The Arizona Cardinals are staring down the possibility of owning next year's No. 1 overall draft pick as starting quarterback Kyler Murray continues to recover from a mid-December ACL tear—which means he may miss time during the 2023 regular season—and the team's roster is easily counted among the league's worst.

Considering those circumstances, plus the fact the Cardinals are now led by a new general manager in Monti Ossenfort and head coach in Jonathan Gannon, the Cardinals should already be looking toward their next step as an organization.

Murray's contract isn't the obstacle many probably assume it is.

Despite signing a five-year, $230.5 million extension before last season, the Cardinals can cut or trade the '19 No. 1 overall pick and actually save money toward the '24 salary cap. In a potential trade, Arizona can offload $38.9 million after the calendar turns to June, according to Over The Cap. Whereas an outright release with a June 1 designation still saves the team $3.6 million.

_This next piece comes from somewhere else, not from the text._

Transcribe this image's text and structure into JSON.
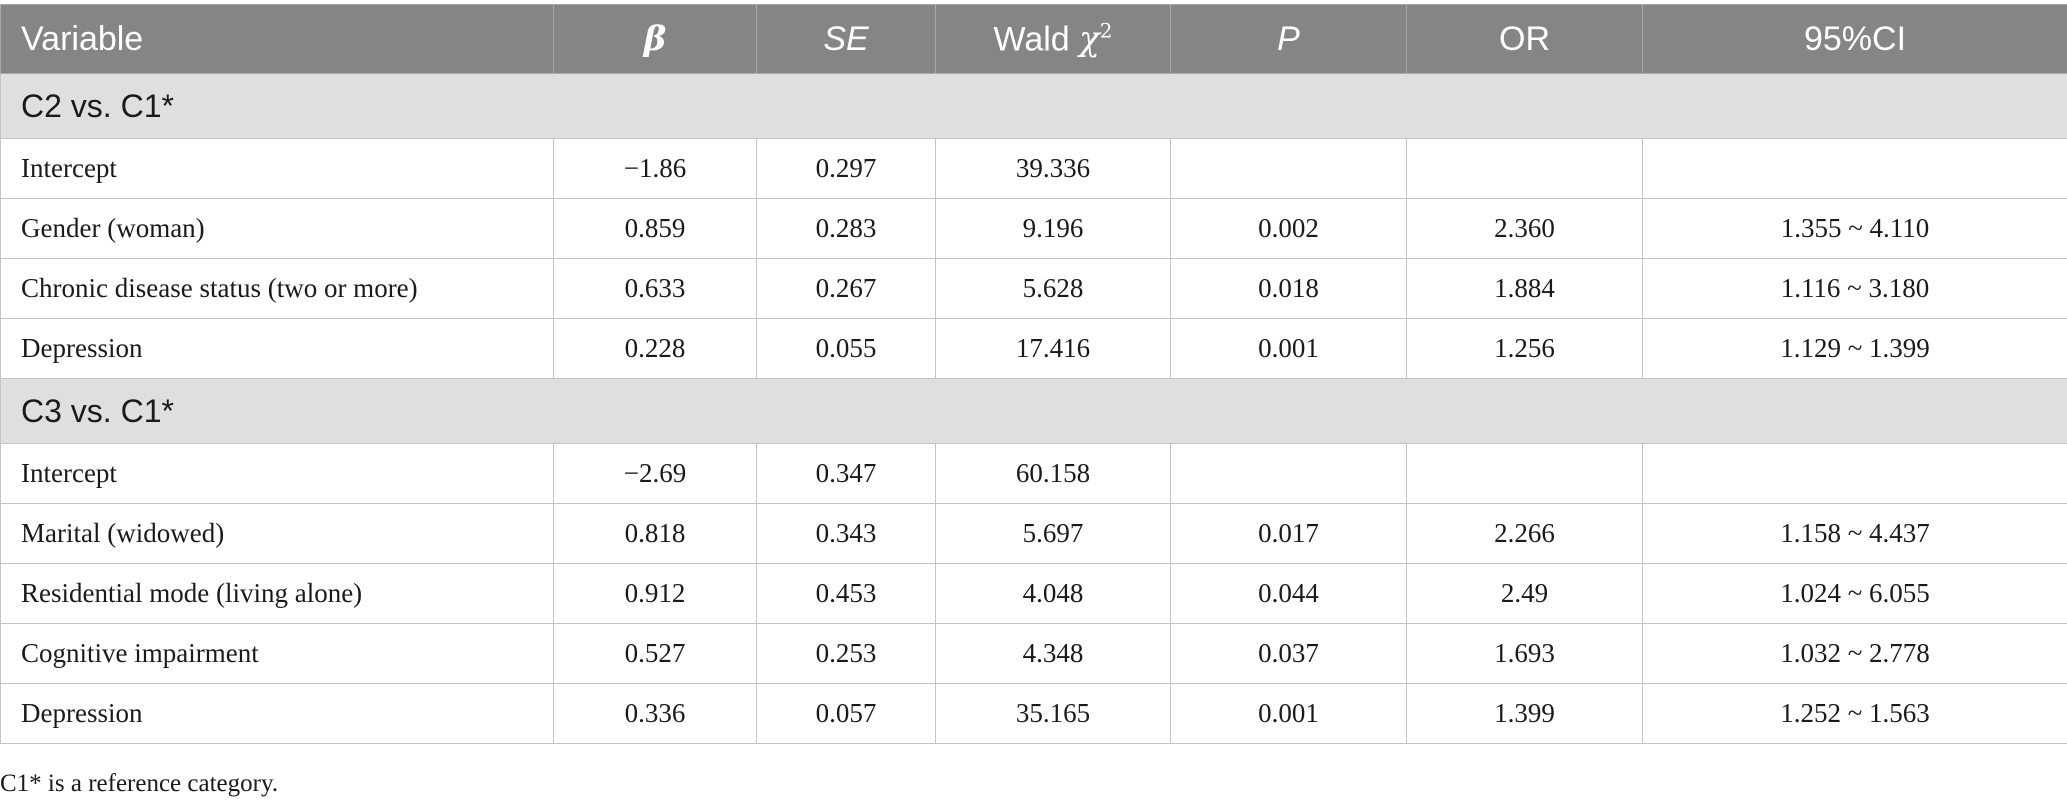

Even if the the latter manifests itself, the remaining portion of Murray's '24 figure plus an incoming No. 1 overall pick's initial presents a salary-cap increase of approximately $4 million beyond what Cardinals accounting already expects.

Arizona made a similar decision four years ago when the front office decided Murray was a better prospect than Josh Rosen, whom the team selected with the 10th overall pick a year prior. If Ossenfort and Gannon determine that Williams is superior to Murray, the former is the right choice for a team in the midst of a massive rebuild.